How Should Development Teams Respond to This Security Wave?

  • Prioritize Critical Patches: Focus remediation efforts on the 62.4% of vulnerabilities confirmed as high or critical severity rather than attempting to address all reported issues simultaneously.
  • Coordinate with Security Researchers: Establish communication channels with Anthropic and other security researchers to negotiate disclosure timelines that allow adequate time for patch development and testing.
  • Audit AI-Generated Code: When using Claude Code or similar tools, implement mandatory security reviews of generated code before deployment, particularly for systems handling sensitive data or user authentication.
  • Monitor Vulnerability Databases: Track published security advisories related to your dependencies, as the volume of disclosed vulnerabilities is expected to continue rising as AI-powered security tools become more prevalent.

What Does This Mean for Claude Code Users?

The timing of these discoveries is significant. Claude Code has become extraordinarily popular among developers since Anthropic released Opus 4.5 in November 2025, a model upgrade that could manage entire teams of AI sub-agents working on different parts of a program. Some developers reported coding at rates equivalent to teams of dozens or hundreds of engineers.

However, the surge in AI-generated code coincides with a surge in discovered vulnerabilities. According to a recent report from VulnCheck, the number of vulnerabilities discovered in products from vendors such as Google, Mozilla, and VMware has exploded. The UK AI Security Institute confirmed that Mythos Preview is the first model to end-to-end solve all of their cyber-games, which are multi-stage cyberattack simulations.

There's also a rumor circulating that Anthropic may integrate its Claude Mythos Preview model into Claude Code and Claude Security, though timing and access details remain unclear. If this integration occurs, it could provide developers with built-in vulnerability detection as they write code, potentially closing the gap between generation and security validation.

The broader context is that AI agents are fundamentally changing how code is written. Engineers who previously needed a week to ship a feature are now reporting deliveries in hours. Small teams are competing in speed with entire engineering departments. But this acceleration has created a new challenge: ensuring that the code being generated at superhuman speeds is also secure at superhuman standards.

"It is the most underestimated and massive launch I have ever witnessed in technology," said Thomas Reardon, a former Microsoft and Meta executive.
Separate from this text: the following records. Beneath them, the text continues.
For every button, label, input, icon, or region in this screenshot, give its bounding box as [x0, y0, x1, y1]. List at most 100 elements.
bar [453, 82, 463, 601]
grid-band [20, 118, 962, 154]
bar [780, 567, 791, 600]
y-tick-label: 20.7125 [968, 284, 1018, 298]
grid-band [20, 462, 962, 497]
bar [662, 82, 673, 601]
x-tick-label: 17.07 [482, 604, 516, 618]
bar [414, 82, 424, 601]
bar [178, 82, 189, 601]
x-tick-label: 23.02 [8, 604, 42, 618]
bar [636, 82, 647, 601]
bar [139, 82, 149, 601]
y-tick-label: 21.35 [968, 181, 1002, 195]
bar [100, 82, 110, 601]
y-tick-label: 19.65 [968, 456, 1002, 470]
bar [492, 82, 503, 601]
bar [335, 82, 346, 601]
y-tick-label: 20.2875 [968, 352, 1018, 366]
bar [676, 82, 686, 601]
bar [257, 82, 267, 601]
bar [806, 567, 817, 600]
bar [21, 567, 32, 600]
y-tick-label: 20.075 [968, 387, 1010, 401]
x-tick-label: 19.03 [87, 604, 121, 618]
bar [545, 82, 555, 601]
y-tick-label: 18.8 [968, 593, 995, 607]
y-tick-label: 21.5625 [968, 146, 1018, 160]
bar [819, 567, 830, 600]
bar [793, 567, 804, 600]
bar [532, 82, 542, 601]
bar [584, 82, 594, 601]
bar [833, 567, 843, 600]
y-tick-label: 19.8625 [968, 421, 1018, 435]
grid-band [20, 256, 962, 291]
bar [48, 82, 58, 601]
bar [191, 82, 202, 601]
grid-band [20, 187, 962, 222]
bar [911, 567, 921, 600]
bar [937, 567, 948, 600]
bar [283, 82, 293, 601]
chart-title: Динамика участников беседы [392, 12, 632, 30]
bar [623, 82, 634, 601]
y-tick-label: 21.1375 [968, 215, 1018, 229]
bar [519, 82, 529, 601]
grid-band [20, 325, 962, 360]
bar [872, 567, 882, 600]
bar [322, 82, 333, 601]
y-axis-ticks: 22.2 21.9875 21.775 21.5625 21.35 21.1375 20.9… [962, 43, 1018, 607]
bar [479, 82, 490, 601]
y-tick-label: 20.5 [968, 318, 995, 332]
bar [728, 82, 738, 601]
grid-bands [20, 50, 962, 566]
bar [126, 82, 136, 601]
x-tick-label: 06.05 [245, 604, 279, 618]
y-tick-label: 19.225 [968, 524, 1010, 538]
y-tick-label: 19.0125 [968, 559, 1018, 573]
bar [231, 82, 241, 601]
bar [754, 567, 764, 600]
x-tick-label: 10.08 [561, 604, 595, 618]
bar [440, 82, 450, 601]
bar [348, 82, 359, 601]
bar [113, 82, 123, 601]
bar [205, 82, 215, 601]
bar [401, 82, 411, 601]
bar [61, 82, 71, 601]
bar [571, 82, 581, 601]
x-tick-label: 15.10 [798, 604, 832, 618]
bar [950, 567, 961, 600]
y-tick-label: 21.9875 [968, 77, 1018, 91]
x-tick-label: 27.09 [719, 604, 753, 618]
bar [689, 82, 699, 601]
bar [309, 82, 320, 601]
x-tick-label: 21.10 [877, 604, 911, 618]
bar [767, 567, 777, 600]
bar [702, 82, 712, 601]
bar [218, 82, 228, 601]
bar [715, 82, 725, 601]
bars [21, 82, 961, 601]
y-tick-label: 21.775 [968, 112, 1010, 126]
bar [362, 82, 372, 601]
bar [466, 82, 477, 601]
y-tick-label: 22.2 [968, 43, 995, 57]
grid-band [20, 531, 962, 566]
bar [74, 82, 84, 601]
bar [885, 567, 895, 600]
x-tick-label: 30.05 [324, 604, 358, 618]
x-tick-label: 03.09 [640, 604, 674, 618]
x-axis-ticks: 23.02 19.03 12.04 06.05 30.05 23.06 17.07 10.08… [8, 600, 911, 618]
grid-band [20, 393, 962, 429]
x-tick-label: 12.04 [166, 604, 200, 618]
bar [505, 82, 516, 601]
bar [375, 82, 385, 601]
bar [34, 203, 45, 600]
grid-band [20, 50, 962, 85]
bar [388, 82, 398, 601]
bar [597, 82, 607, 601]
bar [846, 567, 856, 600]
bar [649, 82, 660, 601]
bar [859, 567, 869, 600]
Thomas Reardon, Former Microsoft and Meta Executive

The security community is watching closely. The discovery of 10,000 vulnerabilities in a single month demonstrates both the power and the peril of AI-driven development. As Claude Code adoption accelerates, the pressure to fix vulnerabilities faster will only intensify. For now, development teams should treat AI-generated code with the same scrutiny they would apply to any third-party library, and security teams should prepare for an ongoing wave of vulnerability disclosures that will require sustained attention and resources.